In fact, my tree stand of choice is a ladder stand. I’ve been using several different models for many years now, for both bowhunting and firearms hunting. I still own and use commercial hanging stands, but unless I have to pack in several miles, the ladder stand is my first choice.
Ladder stands aren’t light - you’re not going to pack one into elk country. In fact, you’re not going to want to pack any ladder stand very far. About ½-mile is my limit. But if you want stability, peace of mind and comfort, the ladder stand sits atop my tree stand list.
I’ve used the Cabela’s 15-foot Ladder Stand, the 15-foot Deluxe Ladder Stand, the 16-foot Deluxe Ladder Stand and the 16-foot Ladder Tower.
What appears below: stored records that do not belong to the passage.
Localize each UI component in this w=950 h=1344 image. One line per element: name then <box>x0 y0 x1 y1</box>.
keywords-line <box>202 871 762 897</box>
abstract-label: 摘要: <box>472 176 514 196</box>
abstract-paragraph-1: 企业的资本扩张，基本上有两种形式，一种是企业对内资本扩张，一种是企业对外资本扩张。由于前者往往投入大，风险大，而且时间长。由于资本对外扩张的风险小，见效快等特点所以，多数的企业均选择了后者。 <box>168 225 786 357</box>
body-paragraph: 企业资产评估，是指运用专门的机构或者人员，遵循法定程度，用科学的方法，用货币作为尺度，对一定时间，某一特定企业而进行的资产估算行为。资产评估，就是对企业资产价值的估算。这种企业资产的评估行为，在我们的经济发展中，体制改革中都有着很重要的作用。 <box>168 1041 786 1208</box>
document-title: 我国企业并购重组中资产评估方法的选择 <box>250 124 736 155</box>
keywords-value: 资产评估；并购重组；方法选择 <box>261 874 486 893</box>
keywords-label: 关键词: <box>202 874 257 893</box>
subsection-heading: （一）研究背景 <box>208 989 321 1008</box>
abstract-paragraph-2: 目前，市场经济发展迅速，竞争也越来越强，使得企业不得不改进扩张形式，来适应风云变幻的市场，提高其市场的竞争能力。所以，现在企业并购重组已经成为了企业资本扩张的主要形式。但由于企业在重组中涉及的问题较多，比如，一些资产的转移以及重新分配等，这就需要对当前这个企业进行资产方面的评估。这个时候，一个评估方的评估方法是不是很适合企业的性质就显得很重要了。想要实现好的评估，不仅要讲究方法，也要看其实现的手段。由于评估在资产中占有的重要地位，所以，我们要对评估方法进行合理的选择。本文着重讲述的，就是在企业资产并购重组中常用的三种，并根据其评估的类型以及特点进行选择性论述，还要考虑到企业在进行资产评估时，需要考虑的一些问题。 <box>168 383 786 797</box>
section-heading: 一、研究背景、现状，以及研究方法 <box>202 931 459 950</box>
Built using heavy-gauge steel, all of these stands are rugged and once set up, rock solid. One of the best things about using a ladder stand, and in my opinion, one of the things that makes ladder stands so safe, is their design. They attach to the tree somewhere along the ladder section, before you actually climb up to the platform to attach it to the tree. This design gives you a more stable working environment while you attach the top of the stand to the tree. Just think - no more hanging from a precarious tree step by one hand while trying to hang a stand with the other hand. I remember so many times standing on a step, leaning into the tree and using both hands to secure a stand. One false move and there would have been no way to keep from falling. I don’t worry about that using ladder stands.
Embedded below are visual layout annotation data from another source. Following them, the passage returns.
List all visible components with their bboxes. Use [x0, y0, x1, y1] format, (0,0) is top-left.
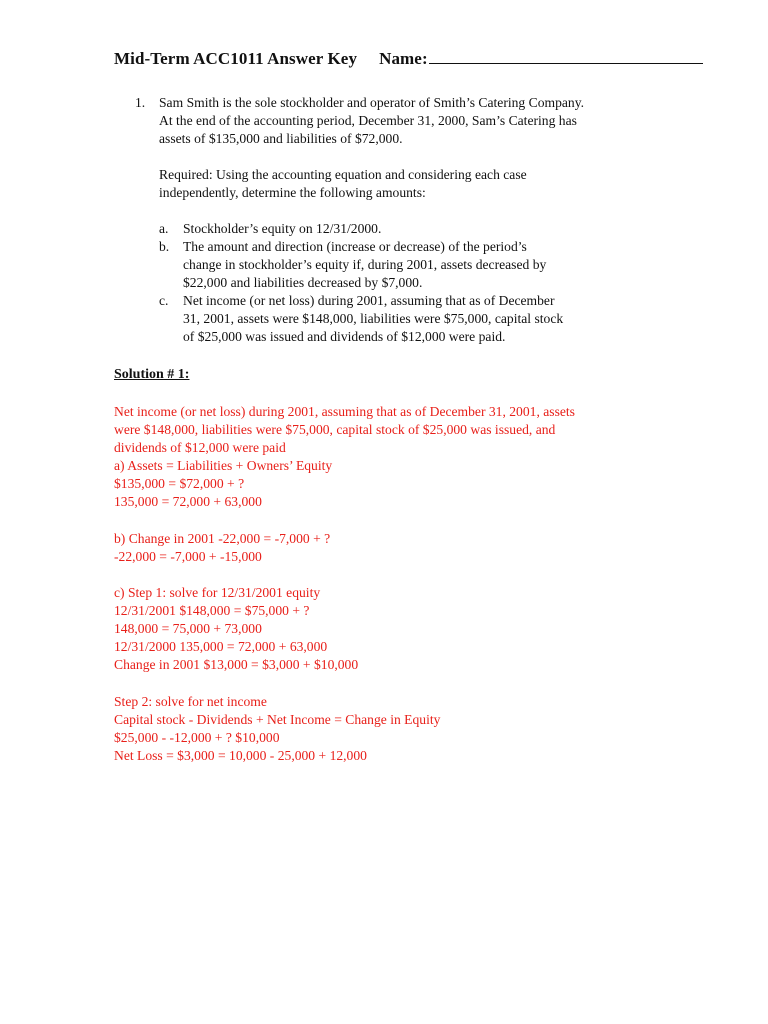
- solution-body: [114, 403, 674, 765]
- question-intro: [159, 94, 658, 148]
- solution-line: 12/31/2000 135,000 = 72,000 + 63,000: [114, 639, 328, 655]
- solution-line: -22,000 = -7,000 + -15,000: [114, 548, 262, 564]
- text-line: independently, determine the following amounts:: [159, 185, 426, 200]
- name-blank-line: [429, 49, 703, 64]
- spacer: [114, 674, 674, 692]
- solution-line: Step 2: solve for net income: [114, 693, 267, 709]
- list-item-c: [159, 292, 658, 346]
- text-line: Net income (or net loss) during 2001, assuming that as of December: [183, 293, 555, 308]
- question-1: [135, 94, 658, 346]
- solution-line: Net income (or net loss) during 2001, assuming that as of December 31, 2001, assets: [114, 404, 575, 419]
- text-line: At the end of the accounting period, December 31, 2000, Sam’s Catering has: [159, 113, 577, 128]
- name-label: Name:: [379, 49, 428, 68]
- text-line: 31, 2001, assets were $148,000, liabilities were $75,000, capital stock: [183, 311, 564, 326]
- solution-line: $25,000 - -12,000 + ? $10,000: [114, 729, 280, 745]
- solution-line: dividends of $12,000 were paid: [114, 440, 286, 456]
- question-number: 1.: [135, 95, 146, 110]
- question-text: [159, 94, 658, 202]
- list-item-letter: b.: [159, 239, 170, 254]
- solution-line: Capital stock - Dividends + Net Income = Change in Equity: [114, 711, 441, 727]
- text-line: assets of $135,000 and liabilities of $72,000.: [159, 131, 403, 146]
- list-item-letter: a.: [159, 221, 169, 236]
- spacer: [114, 512, 674, 530]
- list-item-b: [159, 238, 658, 292]
- solution-line: were $148,000, liabilities were $75,000, capital stock of $25,000 was issued, and: [114, 422, 556, 438]
- solution-group-c-step1: [114, 584, 674, 674]
- spacer: [138, 202, 658, 220]
- document-header: [114, 49, 703, 69]
- text-line: The amount and direction (increase or decrease) of the period’s: [183, 239, 527, 254]
- question-sublist: [159, 220, 658, 346]
- solution-line: 12/31/2001 $148,000 = $75,000 + ?: [114, 603, 310, 619]
- question-required: [159, 166, 658, 202]
- document-title: Mid-Term ACC1011 Answer Key: [114, 49, 358, 68]
- text-line: of $25,000 was issued and dividends of $12,000 were paid.: [183, 329, 506, 344]
- text-line: Stockholder’s equity on 12/31/2000.: [183, 221, 382, 236]
- text-line: change in stockholder’s equity if, during 2001, assets decreased by: [183, 257, 547, 272]
- solution-line: c) Step 1: solve for 12/31/2001 equity: [114, 584, 321, 600]
- solution-line: 148,000 = 75,000 + 73,000: [114, 621, 262, 637]
- text-line: Sam Smith is the sole stockholder and operator of Smith’s Catering Company.: [159, 95, 585, 110]
- solution-line: Change in 2001 $13,000 = $3,000 + $10,000: [114, 657, 359, 673]
- solution-line: Net Loss = $3,000 = 10,000 - 25,000 + 12,000: [114, 747, 367, 763]
- text-line: Required: Using the accounting equation and considering each case: [159, 167, 527, 182]
- solution-line: b) Change in 2001 -22,000 = -7,000 + ?: [114, 530, 331, 546]
- solution-line: $135,000 = $72,000 + ?: [114, 476, 245, 492]
- spacer: [114, 566, 674, 584]
- list-item-a: [159, 220, 658, 238]
- solution-group-a: [114, 403, 674, 512]
- solution-group-b: [114, 530, 674, 566]
- text-line: $22,000 and liabilities decreased by $7,000.: [183, 275, 423, 290]
- solution-line: a) Assets = Liabilities + Owners’ Equity: [114, 458, 333, 474]
- list-item-letter: c.: [159, 293, 169, 308]
- solution-heading: Solution # 1:: [114, 367, 190, 382]
- solution-line: 135,000 = 72,000 + 63,000: [114, 494, 262, 510]
- spacer: [159, 148, 658, 166]
- solution-group-c-step2: [114, 693, 674, 765]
Of course, safety is still number one, even with a ladder stand. I always use a safety harness and I won’t hunt from any elevated stand without one. The other thing that makes ladder stands so great is their comfort. Most platforms are generously sized with a standing platform and a seat. I can spend a lot of hours in a ladder stand. There are also a lot of accessories available for the Cabela’s Ladder Stands. I’ve used them all, and whether you are bowhunting or firearms hunting will dictate which accessories you might want to add. I highly recommend the padded seat on any model that does not include one as standard equipment. A comfortable place to sit will let you stay on stand longer and quieter since you won’t be fidgeting as much as you would with an uncomfortable seat. I also like the shooting rails for rifle, pistol and muzzleloader applications, and in many cases you can even shoot a bow over the shooting rails.
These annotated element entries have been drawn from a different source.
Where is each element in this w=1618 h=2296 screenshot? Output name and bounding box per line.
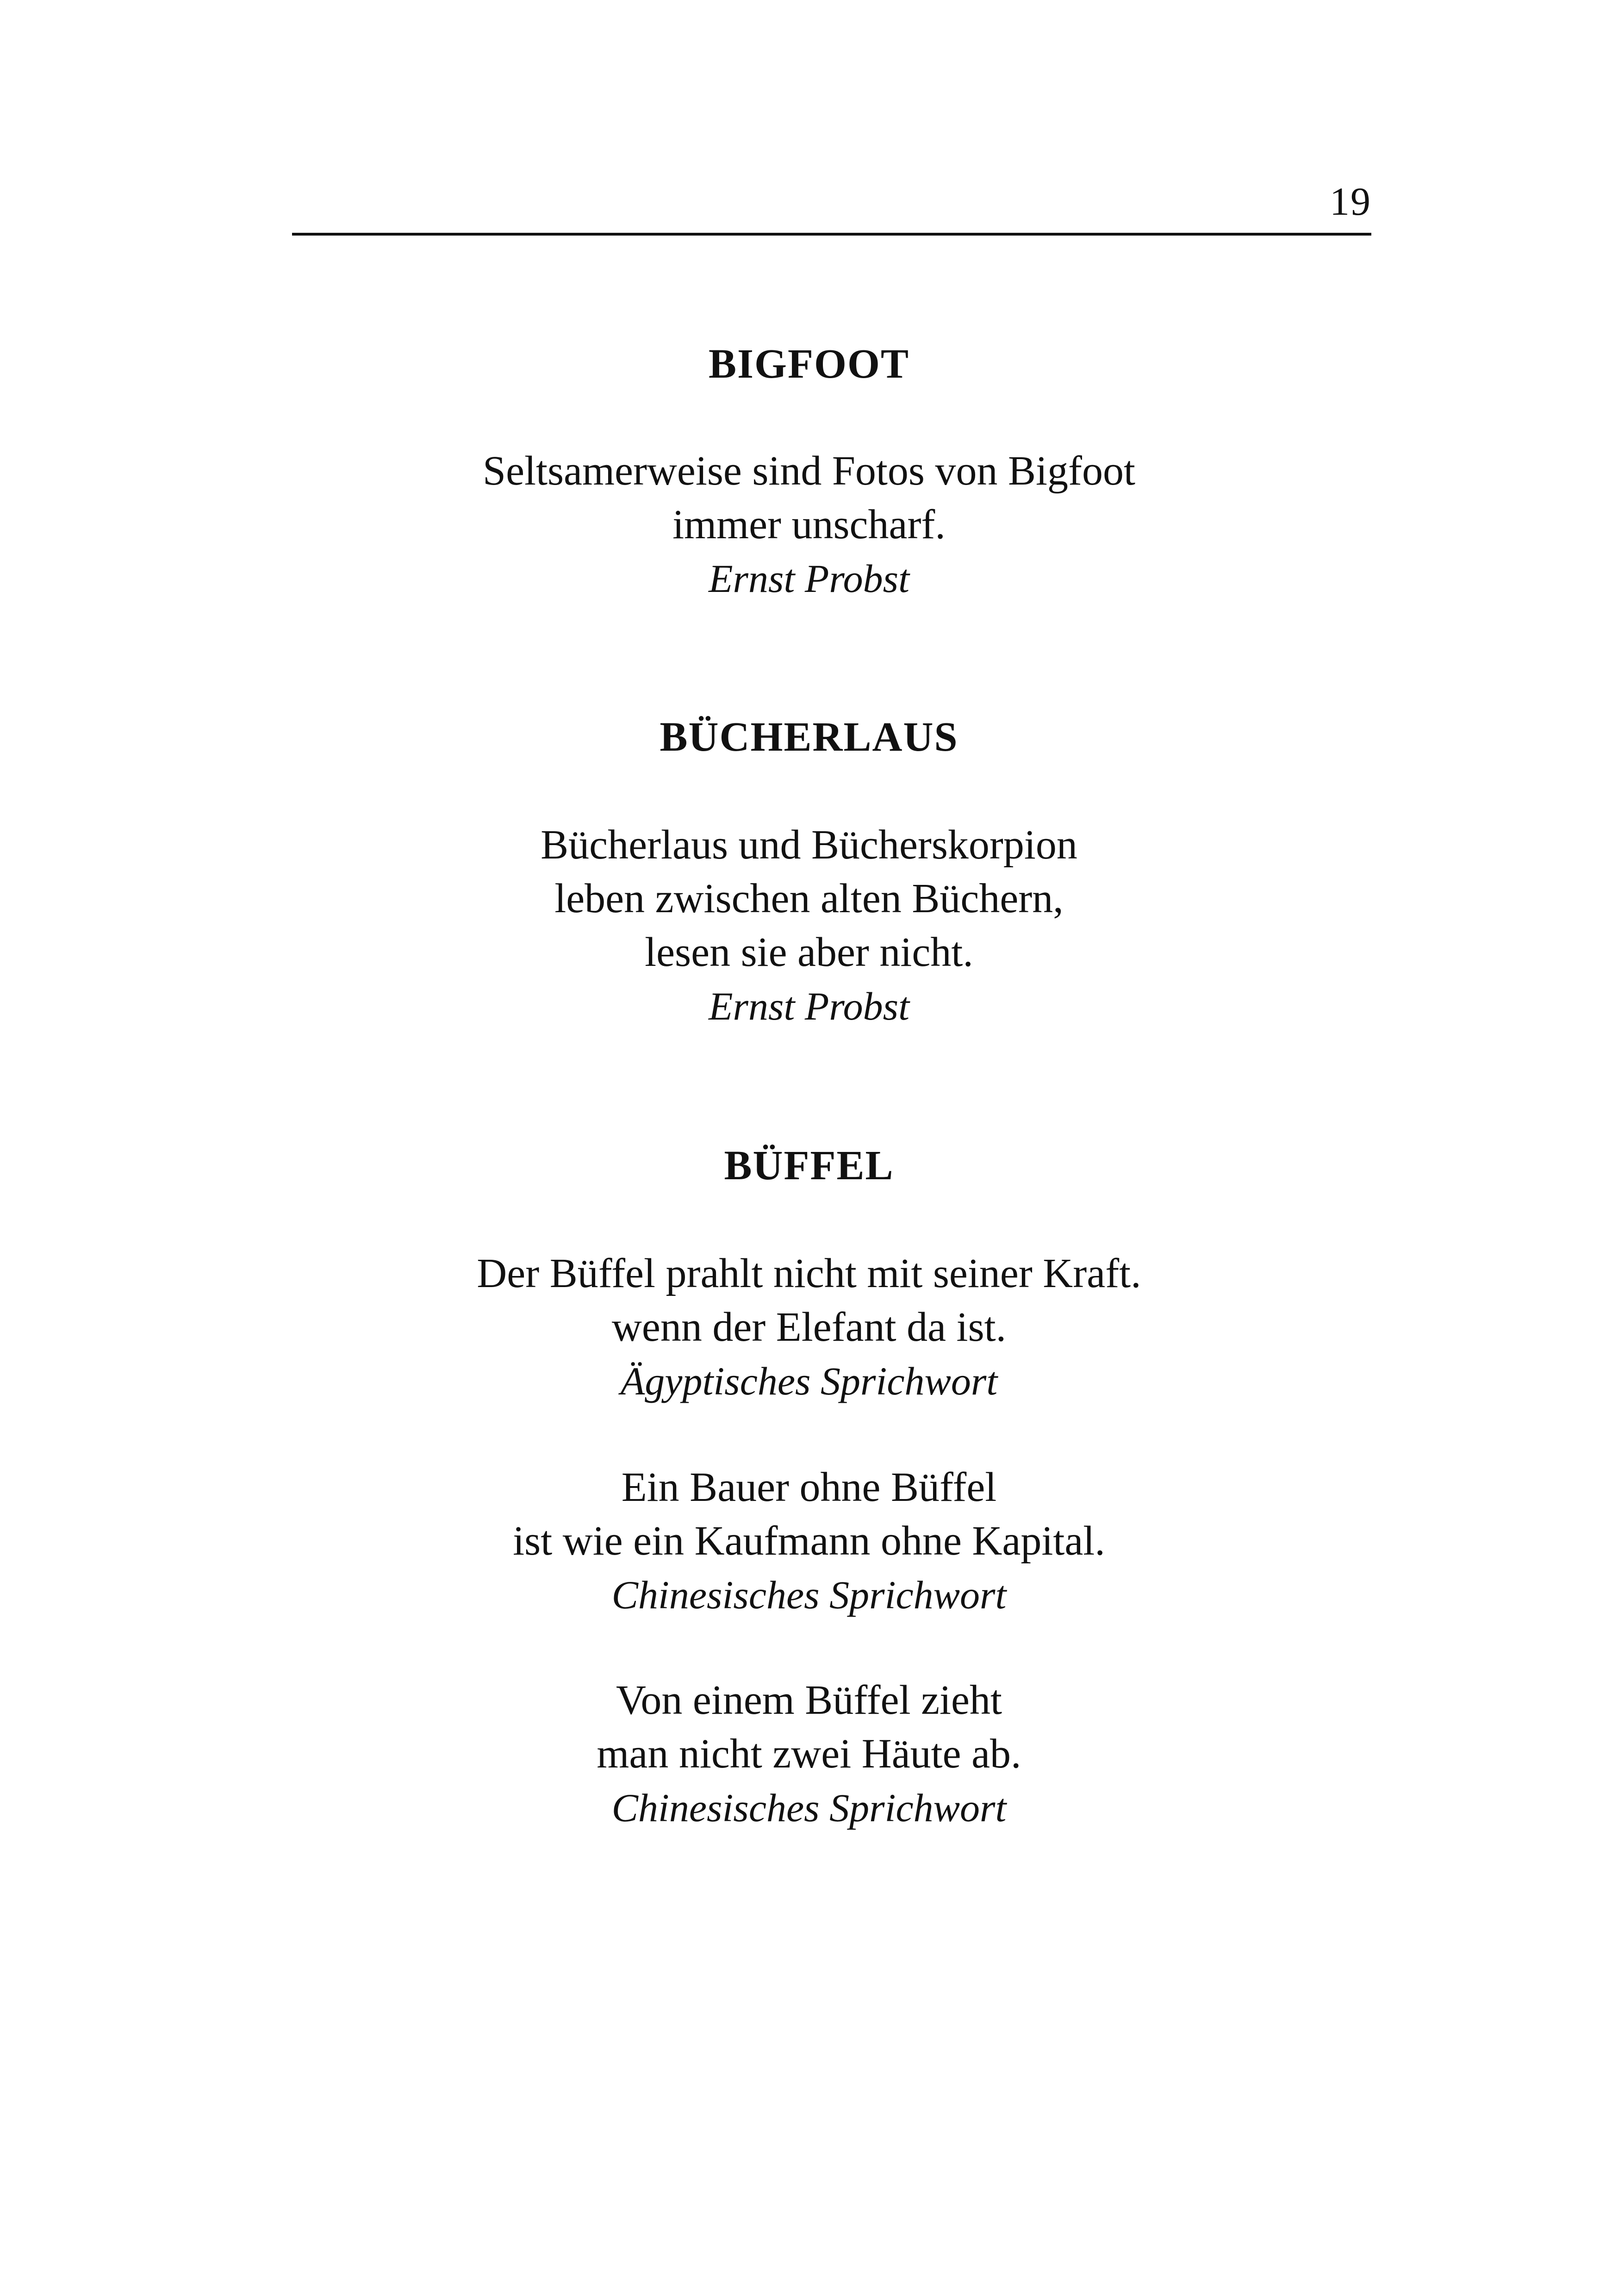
header-rule: [292, 233, 1371, 236]
quote-author: Chinesisches Sprichwort: [611, 1573, 1007, 1617]
quote-bueffel-3: [0, 1674, 1618, 1835]
quote-bueffel-2: [0, 1461, 1618, 1622]
entry-title-buecherlaus: BÜCHERLAUS: [660, 714, 958, 760]
quote-author: Chinesisches Sprichwort: [611, 1786, 1007, 1830]
quote-line: Von einem Büffel zieht: [616, 1677, 1002, 1723]
page-number: 19: [1330, 179, 1371, 224]
quote-line: Der Büffel prahlt nicht mit seiner Kraft.: [477, 1251, 1141, 1296]
entry-title-bueffel: BÜFFEL: [724, 1143, 894, 1188]
quote-line: leben zwischen alten Büchern,: [554, 876, 1064, 921]
quote-author: Ägyptisches Sprichwort: [620, 1359, 998, 1403]
quote-line: Ein Bauer ohne Büffel: [621, 1464, 997, 1510]
quote-line: lesen sie aber nicht.: [645, 929, 973, 975]
quote-bigfoot-1: [0, 444, 1618, 605]
quote-line: ist wie ein Kaufmann ohne Kapital.: [513, 1518, 1105, 1564]
quote-bueffel-1: [0, 1247, 1618, 1408]
quote-line: wenn der Elefant da ist.: [611, 1304, 1007, 1350]
quote-line: Bücherlaus und Bücherskorpion: [541, 822, 1077, 868]
quote-line: man nicht zwei Häute ab.: [597, 1731, 1021, 1777]
quote-author: Ernst Probst: [708, 556, 910, 601]
quote-line: immer unscharf.: [672, 502, 946, 548]
quote-line: Seltsamerweise sind Fotos von Bigfoot: [483, 448, 1135, 494]
quote-buecherlaus-1: [0, 818, 1618, 1033]
quote-author: Ernst Probst: [708, 984, 910, 1028]
entry-title-bigfoot: BIGFOOT: [708, 341, 910, 387]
I’ve also found the ladder skirts to be a nice addition. I tend to move around a bit while I’m on stand, and the skirt helps hide most of my hand movements, especially when I’m digging in my pockets for small items or rummaging through my pack for a mid-morning snack.
One note about the 16-foot Ladder Tower: It also makes a great ground blind for deer and turkey. I can’t take credit for this discovery. While hunting with legendary turkey caller Ray Eye in Missouri on a spring gobbler hunt, he took the platforms of the 16-foot Ladder Towers off the ladders and used them on the ground. Using the ladder skirts and some underbrush, the platforms made perfect ground blinds. The swivel seats gave us freedom of movement and greater vision as we were sitting higher than we would have been in a conventional ground blind. Plus it was much more comfortable than sitting on the hard ground, and the skirting let us get away with more calling movements.
The optional bench seat on the 16-foot Ladder Tower is great for an adult and a youngster to hunt together from the same stand.
I’ve sat or stood in just about every conceivable type of tree stand out there, and for my money, and my peace of mind, these ladder stands are my top vote getter.